Sua obra inclui: A GUERRA NÃO TEM ROSTO DE MULHER e o FIM DO HOMEM SOVIÉTICO.

Esses dois livros, e AS ÚLTIMAS TESTEMUNHAS,  são dedicados ao sofrimento da população civil soviética durante a IIª Guerra, eles abordam as mulheres guerreiras contra o invasor nazifascista e as crianças inocentes durante a ocupação alemã, assim como homens e mulheres comuns.

AS ÚLTIMAS TESTEMUNHAS – CEM HISTÓRIAS NÃO INFANTIS  acolhe narrativas-testemunhas de homens e mulheres, agora já idosos, e que, como crianças, sofreram durante a ocupação alemã.

Alguns críticos não conseguiram chegar ao fim da leitura, tal a carga e a pressão emocional causadas pelas histórias daqueles que eram crianças em 1941-1945.

Sem comentários intermediários, exceto para dar unidade ao livro, a autora se limita a informar nome, idade, profissão atual, quando muito, dos narradores testemunhais. Seu conteúdo é necessariamente os depoimentos sobre a guerra, contados sem filtro, sem estilos, apenas com as palavras simples que afloram de uma memória que não se apaga e não se cala.
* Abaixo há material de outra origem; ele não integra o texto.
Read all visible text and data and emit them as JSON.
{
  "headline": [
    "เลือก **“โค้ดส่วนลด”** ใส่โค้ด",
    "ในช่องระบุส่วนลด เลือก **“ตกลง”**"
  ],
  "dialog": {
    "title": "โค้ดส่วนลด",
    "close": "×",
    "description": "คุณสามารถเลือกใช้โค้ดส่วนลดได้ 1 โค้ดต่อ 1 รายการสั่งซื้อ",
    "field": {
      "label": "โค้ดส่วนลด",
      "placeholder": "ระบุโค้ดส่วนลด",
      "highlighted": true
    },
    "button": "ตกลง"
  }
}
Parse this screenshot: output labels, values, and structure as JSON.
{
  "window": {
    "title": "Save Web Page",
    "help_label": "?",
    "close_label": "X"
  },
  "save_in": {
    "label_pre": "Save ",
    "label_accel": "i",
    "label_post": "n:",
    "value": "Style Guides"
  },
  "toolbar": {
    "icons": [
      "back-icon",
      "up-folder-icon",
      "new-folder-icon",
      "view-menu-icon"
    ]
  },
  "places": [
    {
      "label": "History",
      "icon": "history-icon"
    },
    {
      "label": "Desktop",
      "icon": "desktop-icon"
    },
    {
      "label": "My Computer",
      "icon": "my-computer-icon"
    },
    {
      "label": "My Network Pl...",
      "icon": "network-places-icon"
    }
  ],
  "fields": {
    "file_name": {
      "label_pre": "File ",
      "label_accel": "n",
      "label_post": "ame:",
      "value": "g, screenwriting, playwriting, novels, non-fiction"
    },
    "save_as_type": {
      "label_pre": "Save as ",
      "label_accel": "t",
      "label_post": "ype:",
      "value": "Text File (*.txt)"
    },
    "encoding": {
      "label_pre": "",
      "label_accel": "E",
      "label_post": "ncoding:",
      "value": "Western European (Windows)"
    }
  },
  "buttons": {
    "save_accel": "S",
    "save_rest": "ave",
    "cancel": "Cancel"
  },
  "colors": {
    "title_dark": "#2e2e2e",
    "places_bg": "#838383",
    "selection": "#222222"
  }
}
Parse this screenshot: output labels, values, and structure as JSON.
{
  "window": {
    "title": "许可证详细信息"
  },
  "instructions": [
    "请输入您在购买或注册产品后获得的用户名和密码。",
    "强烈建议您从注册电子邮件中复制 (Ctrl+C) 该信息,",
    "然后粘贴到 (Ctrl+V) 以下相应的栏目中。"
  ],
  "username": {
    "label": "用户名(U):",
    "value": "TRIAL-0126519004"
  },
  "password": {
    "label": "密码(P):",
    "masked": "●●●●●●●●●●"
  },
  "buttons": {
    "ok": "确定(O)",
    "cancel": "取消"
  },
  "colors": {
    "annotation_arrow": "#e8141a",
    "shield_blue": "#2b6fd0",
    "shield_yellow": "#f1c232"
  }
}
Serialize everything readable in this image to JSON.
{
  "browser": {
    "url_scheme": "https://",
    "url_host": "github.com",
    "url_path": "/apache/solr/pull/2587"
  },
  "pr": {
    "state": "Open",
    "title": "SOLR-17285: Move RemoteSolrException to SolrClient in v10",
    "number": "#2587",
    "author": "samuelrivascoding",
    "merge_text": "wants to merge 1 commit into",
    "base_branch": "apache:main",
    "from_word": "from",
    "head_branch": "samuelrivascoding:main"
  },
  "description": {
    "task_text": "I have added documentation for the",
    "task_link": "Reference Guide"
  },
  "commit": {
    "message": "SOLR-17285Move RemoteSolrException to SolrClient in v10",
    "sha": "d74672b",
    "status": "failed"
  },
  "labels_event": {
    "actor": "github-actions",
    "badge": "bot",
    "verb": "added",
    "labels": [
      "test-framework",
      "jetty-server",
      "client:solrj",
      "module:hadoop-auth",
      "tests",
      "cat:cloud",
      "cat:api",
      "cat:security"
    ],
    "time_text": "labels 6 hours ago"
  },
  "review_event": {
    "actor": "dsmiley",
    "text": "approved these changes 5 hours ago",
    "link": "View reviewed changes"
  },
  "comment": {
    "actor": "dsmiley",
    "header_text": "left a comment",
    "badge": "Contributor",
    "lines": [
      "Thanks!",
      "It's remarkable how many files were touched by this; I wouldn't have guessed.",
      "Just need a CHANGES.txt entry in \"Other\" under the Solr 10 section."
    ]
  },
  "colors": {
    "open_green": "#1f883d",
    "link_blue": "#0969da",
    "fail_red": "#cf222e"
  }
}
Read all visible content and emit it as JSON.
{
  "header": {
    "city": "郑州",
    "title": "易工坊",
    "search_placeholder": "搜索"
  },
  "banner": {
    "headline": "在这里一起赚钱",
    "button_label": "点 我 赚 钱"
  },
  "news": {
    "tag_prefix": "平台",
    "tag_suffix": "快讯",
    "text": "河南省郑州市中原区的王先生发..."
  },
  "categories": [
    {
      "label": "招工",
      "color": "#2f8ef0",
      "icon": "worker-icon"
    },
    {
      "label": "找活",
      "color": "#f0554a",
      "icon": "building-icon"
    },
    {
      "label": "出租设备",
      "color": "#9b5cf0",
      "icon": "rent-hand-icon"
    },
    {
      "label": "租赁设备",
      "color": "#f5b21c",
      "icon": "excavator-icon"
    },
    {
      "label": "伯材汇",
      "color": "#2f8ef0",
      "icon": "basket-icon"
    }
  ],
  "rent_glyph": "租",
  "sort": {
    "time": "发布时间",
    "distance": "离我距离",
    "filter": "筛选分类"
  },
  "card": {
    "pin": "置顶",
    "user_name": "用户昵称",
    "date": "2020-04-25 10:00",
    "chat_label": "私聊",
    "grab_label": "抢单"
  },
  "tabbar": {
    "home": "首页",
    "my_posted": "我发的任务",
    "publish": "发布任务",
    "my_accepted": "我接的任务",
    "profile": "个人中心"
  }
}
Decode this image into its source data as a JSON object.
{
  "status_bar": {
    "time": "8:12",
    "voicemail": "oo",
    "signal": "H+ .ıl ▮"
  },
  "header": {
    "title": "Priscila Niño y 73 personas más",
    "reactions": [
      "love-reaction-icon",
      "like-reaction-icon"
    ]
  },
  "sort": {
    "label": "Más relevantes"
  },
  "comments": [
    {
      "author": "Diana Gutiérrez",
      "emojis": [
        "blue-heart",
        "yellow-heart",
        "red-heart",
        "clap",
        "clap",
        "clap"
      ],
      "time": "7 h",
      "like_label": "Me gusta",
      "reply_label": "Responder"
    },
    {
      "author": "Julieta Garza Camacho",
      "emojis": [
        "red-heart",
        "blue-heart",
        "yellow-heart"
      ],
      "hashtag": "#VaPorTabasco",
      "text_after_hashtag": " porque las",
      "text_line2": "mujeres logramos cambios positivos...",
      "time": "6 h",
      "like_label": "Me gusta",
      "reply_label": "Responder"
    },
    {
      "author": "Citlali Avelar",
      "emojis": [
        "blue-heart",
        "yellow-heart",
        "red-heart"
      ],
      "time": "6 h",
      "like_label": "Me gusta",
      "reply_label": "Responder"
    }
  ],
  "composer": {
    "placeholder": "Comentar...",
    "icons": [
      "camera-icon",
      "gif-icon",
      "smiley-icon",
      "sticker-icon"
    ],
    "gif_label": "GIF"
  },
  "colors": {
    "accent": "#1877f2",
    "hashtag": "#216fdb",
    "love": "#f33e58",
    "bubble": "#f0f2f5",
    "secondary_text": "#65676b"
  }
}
As barbáries da IIª Guerra surgem em toda a sua crueza nas lembranças daqueles que foram crianças, muitos totalmente alheios ao conhecimento preciso dos fatos históricos e cuja, praticamente única,  expectativa era o alimento de cada dia e a sobrevivência ao conflito.

Em A GUERRA NÃO TEM ROSTO DE MULHER, anteriormente comentado nesse espaço, Svetlana resgata um episódio extraordinariamente simbólico.

Um grupo de moradores de um vilarejo russo se refugia em um pântano face à aproximação de tropas alemãs. Com ele estão os partisans, que os protegem, todos submersos até o queixo na água. O silêncio tem que ser absoluto para não atrair o inimigo. De repente, uma criança de colo choraminga. Todos se entreolham prevendo o destino do fuzilamento em massa.

A mãe da criança toma uma decisão: salvar as centenas de habitantes e o grupo de partisans afogando a própria criança.

SVETLANA propõe uma questão moral: salvar muitos em troca da morte necessária e voluntária de um único sem heroísmo, sem tecido épico, mas a sobrevivência e o sonho da libertação.

Que sirvam  de lição as narrativas testemunhais da escritora  que está dedicando sua obra para  resgatar a memória para aqueles que não lembram ou não entenderam o passado .Estes serão atores medíocres do presente e massa ingênua de manobra, como se viu em 1933. Saber que o nazismo e o fascismo não são ideologias mortas e enterradas.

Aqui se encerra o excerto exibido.